1. Define and embed strong security governance
Establishing security governance to oversee the SLC infrastructure enables leaders to coordinate security efforts to high risk, high impact areas. Monitoring these areas is important to the integrity and availability of the SLC, as business critical functions may depend on them. An important factor within governance is a vulnerability management framework enabling organisations to manage risks at scale. There are many vulnerability management frameworks available, but they must be appropriately adapted and tailored for SLC use.
SLCs are built on new technology and require multi-party engagement throughout the lifecycle, including parties directly involved in contracts, the coders of smart contracts, business legal teams, banks, and even cryptocurrencies. In some cases, multiple SLCs may be dependent and interlinked. This is the landscape which frameworks must consider, however this is still a developing area of knowledge with little to no best practice guidance available. This makes it all the more important to carefully assess the vulnerability management requirements for SLC when developing a framework.
2. Monitor SLCs to flag and address vulnerabilities
It’s vital to proactively monitor SLCs when in use. Discovering potential vulnerabilities in the execution of contracts is a key security feature that supports contract integrity throughout their lifecycles. While there are smart contract vulnerability detection tools available, the key issue is the efficiency and speed at which they operate. New vulnerabilities are constantly being discovered within SLCs, and tools must be adapted for SLCs in scope. These tools should be capable of scanning data feeds into SLCs to flag any malicious intent at speed. This is still a developing area – many solutions have been proposed for common smart contract vulnerabilities, and more dynamic solutions aim to use machine learning capabilities to address the detection latency and accuracy of tools.
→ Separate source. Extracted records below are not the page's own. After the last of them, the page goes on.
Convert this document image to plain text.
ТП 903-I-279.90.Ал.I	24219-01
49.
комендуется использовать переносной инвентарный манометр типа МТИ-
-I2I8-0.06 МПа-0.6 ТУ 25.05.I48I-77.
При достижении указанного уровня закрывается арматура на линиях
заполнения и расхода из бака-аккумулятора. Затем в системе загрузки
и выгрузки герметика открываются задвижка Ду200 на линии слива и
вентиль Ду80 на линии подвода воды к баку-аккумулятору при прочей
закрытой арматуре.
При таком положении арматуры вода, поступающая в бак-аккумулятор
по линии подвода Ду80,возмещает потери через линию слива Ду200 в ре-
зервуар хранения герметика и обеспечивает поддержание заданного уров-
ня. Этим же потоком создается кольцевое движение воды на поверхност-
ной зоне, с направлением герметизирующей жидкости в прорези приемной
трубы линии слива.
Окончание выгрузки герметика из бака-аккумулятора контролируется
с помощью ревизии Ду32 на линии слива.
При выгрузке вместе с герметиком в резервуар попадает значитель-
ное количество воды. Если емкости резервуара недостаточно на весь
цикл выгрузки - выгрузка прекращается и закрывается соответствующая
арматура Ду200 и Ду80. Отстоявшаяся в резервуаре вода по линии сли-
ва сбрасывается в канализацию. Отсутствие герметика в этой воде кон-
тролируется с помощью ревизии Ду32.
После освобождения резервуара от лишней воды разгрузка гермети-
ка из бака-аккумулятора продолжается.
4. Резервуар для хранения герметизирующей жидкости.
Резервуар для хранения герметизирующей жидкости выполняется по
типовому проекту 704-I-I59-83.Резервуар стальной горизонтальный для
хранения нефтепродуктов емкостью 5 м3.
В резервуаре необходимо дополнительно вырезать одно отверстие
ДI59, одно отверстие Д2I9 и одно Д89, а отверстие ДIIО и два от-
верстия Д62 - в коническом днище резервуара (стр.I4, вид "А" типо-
3. Maintain integrity through data provenance
As SLC are legally binding, data provenance is a critical part of maintaining contract integrity. SLCs require continuous data feeds to guide the execution of business logic. This widens the risk surface – threat actors could manipulate contract executions with false data feeds or even perform denial of service (DoS) attacks to disrupt the SLC. Historical records of data and its origin are critical, and must be admissible in court if required.
To reduce legal liability, SLC infrastructure must be able to demonstrate that data has been securely collected, stored, accessed, and processed. In mitigation, SLCs can engage a trusted third party to provide data sources, access to Public Key Infrastructure (PKI), and digital signatures. This protects the confidentiality and integrity of data feeds while proving where data is sent from (and to whom) through non-repudiation.
Organisations should apply these important security considerations before engaging in the use of SLCs. Where organisations choose to outsource SLC development and maintenance to a third party, they must take due diligence to confirm that the third party’s security posture incorporates appropriate controls. By taking this pre-emptive, proactive approach to security, organisations can protect their business assets and functions while optimising the benefits that SLCs bring.